Christian Science Monitor
'This is a moment to seize'
By Tony Blair
On Oct. 2, British Prime Minister Tony Blair delivered a major speech on the Sept. 11 terrorist attacks to the annual Labour Party conference. Here are some excerpts:
They don't want revenge. They want something better in memory of their loved ones. I believe their memorial can and should be greater than simply the punishment of the guilty. It is that out of the shadow of this evil should emerge lasting good: destruction of the machinery of terrorism wherever it is found; hope amongst all nations of a new beginning where we seek to resolve differences in a calm and ordered way; greater understanding between nations and between faiths; and above all, justice and prosperity for the poor and dispossessed, so that people everywhere can see the chance of a better future through the hard work and creative power of the free citizen, not the violence and savagery of the fanatic….
Our way of life is a great deal stronger and will last a great deal longer than the actions of fanatics, small in number and now facing a unified world against them. People should have confidence. This is a battle with only one outcome: our victory, not theirs….
Be in no doubt: Bin Laden and his people organized this atrocity. The Taliban aid and abet him. He will not desist from further acts of terror. They will not stop helping him. Whatever the dangers of the action we take, the dangers of inaction are far, far greater….
Don't overreact, some say. We aren't. We haven't lashed out. No missiles on the first night just for effect. Don't kill innocent people. We are not the ones who waged war on the innocent. We seek the guilty….
There is no compromise possible with such people, no meeting of minds, no point of understanding with such terror. Just a choice: Defeat it or be defeated by it. And defeat it we must. Any action taken will be against the terrorist network of bin Laden. As for the Taliban, they can surrender the terrorists or face the consequences; and again, in any action, the aim will be to eliminate their military hardware, cut off their finances, disrupt their supplies, target their troops, not civilians. We will put a trap around the regime. I say to the Taliban: Surrender the terrorists, or surrender power. It's your choice….
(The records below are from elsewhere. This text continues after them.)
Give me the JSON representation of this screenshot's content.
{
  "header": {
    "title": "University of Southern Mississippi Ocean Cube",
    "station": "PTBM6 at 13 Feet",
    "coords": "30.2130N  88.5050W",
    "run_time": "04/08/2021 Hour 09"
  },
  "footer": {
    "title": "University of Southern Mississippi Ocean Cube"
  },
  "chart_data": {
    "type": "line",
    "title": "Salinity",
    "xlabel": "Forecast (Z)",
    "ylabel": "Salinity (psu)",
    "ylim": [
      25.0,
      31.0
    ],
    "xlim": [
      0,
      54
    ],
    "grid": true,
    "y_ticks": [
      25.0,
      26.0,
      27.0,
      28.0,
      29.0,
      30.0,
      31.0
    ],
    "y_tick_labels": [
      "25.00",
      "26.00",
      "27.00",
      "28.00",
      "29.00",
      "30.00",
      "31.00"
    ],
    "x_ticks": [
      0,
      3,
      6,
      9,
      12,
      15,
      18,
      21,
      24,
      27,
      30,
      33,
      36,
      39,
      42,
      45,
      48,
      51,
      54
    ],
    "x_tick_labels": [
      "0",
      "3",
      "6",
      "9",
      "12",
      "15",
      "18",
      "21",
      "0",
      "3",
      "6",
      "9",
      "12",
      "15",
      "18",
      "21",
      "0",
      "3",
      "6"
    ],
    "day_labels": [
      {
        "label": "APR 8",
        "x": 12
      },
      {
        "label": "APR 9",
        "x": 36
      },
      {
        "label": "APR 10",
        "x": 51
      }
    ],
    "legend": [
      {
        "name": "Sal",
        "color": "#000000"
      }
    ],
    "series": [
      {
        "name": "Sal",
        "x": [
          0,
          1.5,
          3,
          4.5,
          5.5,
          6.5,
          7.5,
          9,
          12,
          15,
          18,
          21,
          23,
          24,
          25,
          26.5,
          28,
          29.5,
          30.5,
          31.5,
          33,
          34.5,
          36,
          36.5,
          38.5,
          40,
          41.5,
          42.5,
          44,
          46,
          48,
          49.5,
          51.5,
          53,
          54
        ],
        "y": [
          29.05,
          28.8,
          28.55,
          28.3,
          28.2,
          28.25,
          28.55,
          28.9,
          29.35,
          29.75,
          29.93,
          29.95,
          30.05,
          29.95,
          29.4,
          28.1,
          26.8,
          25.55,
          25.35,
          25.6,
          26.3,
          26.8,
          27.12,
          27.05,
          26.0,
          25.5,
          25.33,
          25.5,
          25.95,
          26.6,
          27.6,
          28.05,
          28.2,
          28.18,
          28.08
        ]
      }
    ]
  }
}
To the Afghan people we make this commitment. The conflict will not be the end. We will not walk away, as the outside world has done so many times before.
If the Taliban regime changes, we will work with you to make sure its successor is one that is broad-based, that unites all ethnic groups, and that offers some way out of the miserable poverty that is your present existence.
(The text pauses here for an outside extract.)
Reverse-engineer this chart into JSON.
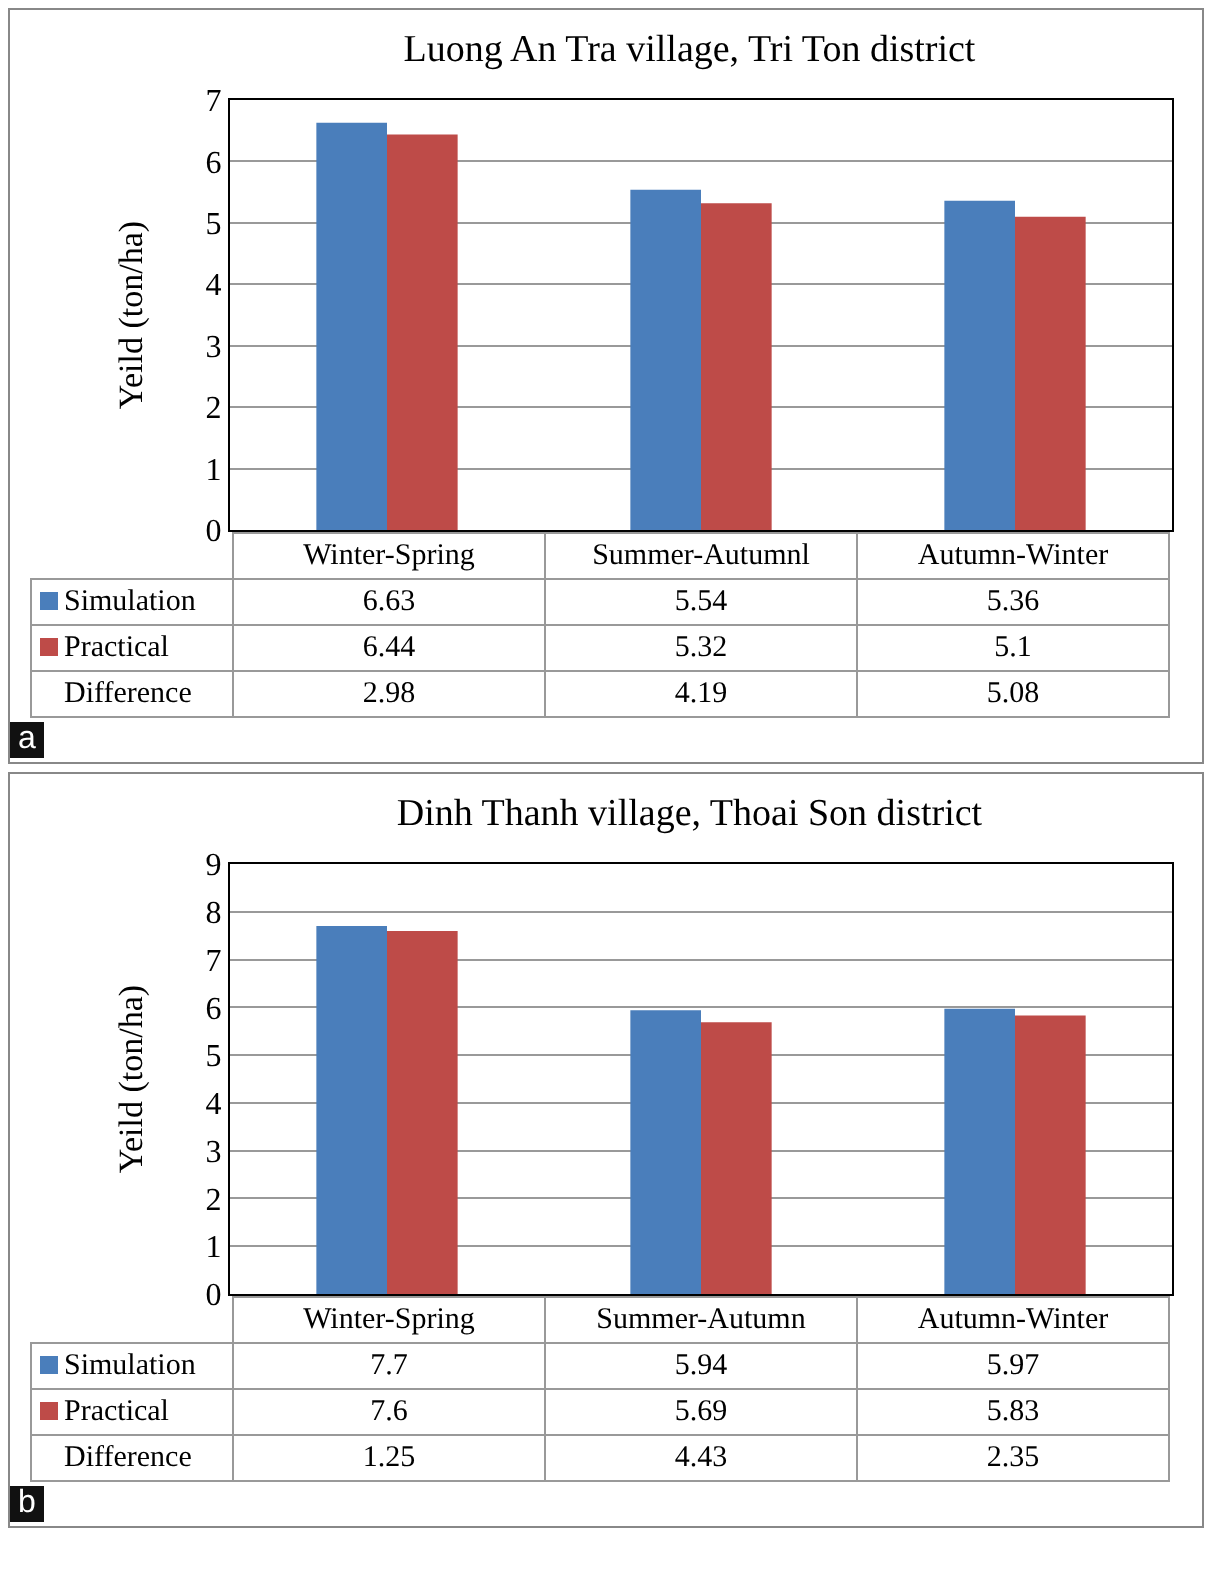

And, more than ever now, with every bit as much thought and planning, we will assemble a humanitarian coalition alongside the military coalition so that inside and outside Afghanistan, the refugees, 4-1/2 million on the move even before 11 September, are given shelter, food, and help during the winter months. The world community must show as much its capacity for compassion as for force….
Justice has no favorites; not amongst nations, peoples, or faiths. When we act to bring to account those that committed the atrocity of 11 September, we do so not out of bloodlust. We do so because it is just. We do not act against Islam. The true followers of Islam are our brothers and sisters in this struggle. Bin Laden is no more obedient to the proper teaching of the Koran than those crusaders of the 12th century who pillaged and murdered, represented the teaching of the Gospel. It is time the West confronted its ignorance of Islam. Jews, Muslims, and Christians are all children of Abraham….
The starving, the wretched, the dispossessed, the ignorant, those living in want and squalor from the deserts of Northern Africa, to the slums of Gaza, to the mountain ranges of Afghanistan: They, too, are our cause. This is a moment to seize. The kaleidoscope has been shaken. The pieces are in flux. Soon they will settle again. Before they do, let us reorder this world around us.